Goldman Sachs, a multinational investment bank, on Monday decided to lower its Indian equities, the move comes for the first time since 2014. As per the company, current trends do not favor risk or rewards.

“Given the elevated valuations and the recent strong performance, We believe the risk/reward for Indian equities is less favourable at current levels and we lower our investment view from overweight to market weight,” said Sunil Koul from Goldman Sachs

The company expects Nifty to attain its target of 12,000 from 11,900 owing to upcoming elections and earnings accrue.
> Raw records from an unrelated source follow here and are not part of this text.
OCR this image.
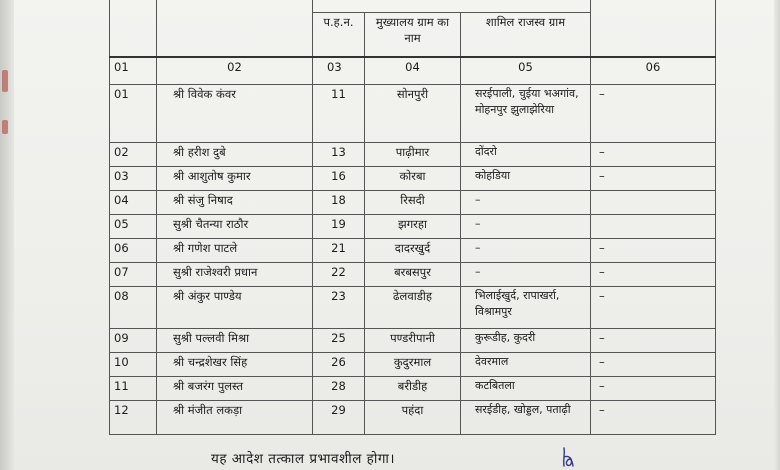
		प.ह.न.	मुख्यालय ग्राम का नाम	शामिल राजस्व ग्राम	
01	02	03	04	05	06
01	श्री विवेक कंवर	11	सोनपुरी	सरईपाली, चुईया भअगांव, मोहनपुर झुलाझेरिया	–
02	श्री हरीश दुबे	13	पाढ़ीमार	दोंदरो	–
03	श्री आशुतोष कुमार	16	कोरबा	कोहडिया	–
04	श्री संजु निषाद	18	रिसदी	–	
05	सुश्री चैतन्या राठौर	19	झगरहा	–	
06	श्री गणेश पाटले	21	दादरखुर्द	–	–
07	सुश्री राजेश्वरी प्रधान	22	बरबसपुर	–	–
08	श्री अंकुर पाण्डेय	23	ढेलवाडीह	भिलाईखुर्द, रापाखर्रा, विश्रामपुर	–
09	सुश्री पल्लवी मिश्रा	25	पण्डरीपानी	कुरूडीह, कुदरी	–
10	श्री चन्द्रशेखर सिंह	26	कुदुरमाल	देवरमाल	–
11	श्री बजरंग पुलस्त	28	बरीडीह	कटबितला	–
12	श्री मंजीत लकड़ा	29	पहंदा	सरईडीह, खोड्डल, पताढ़ी	–
यह आदेश तत्काल प्रभावशील होगा।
Goldman Sachs’s five reasons to downgrade Indian equity:

1. Stretched Valuation owing to expensive Indian equities in Asia 

Indian equities are considered to be trading at a premium price in the Asian region. The Goldman equities have labelled these equities as ‘the most expensive’.

2.Macro tailwinds 

Analysts at Goldman Sachs believe that the economic growth will witness a moderate trend because of weak activity data, peaking oil prices and tighter financial conditions. The crude oil prices for coming three months are likely to rise at $80 per barrel. Further, the analysts estimated current account deficit to be at 2.6% of GDP

3.Slow domestic flows

The investment bank hopes to witness lower equity inflows despite slower domestic flows for the last four months.

4.Event risk

The analysts expect ‘event risk’ to rise owing to rising fiscal deficit because of elections. This may lead to unstable government disrupting the market situation in the near future.

5.Growth in corporate earning priced in 

Macro headwinds did not change the mindset of Goldman Sachs about already priced in the growth of corporate earnings at current levels. As reported by Business Standard “Nifty has compounded at 14 per cent over the past five years while earnings grew at 5 per cent. While profit recovery is underway, this micro ‘catch up’ doesn’t warrant a further upside. Indian equities are pricing in a 17 per cent 10-year earnings growth on a compounded basis (CAGR) – the highest in the region,” the Goldman report says.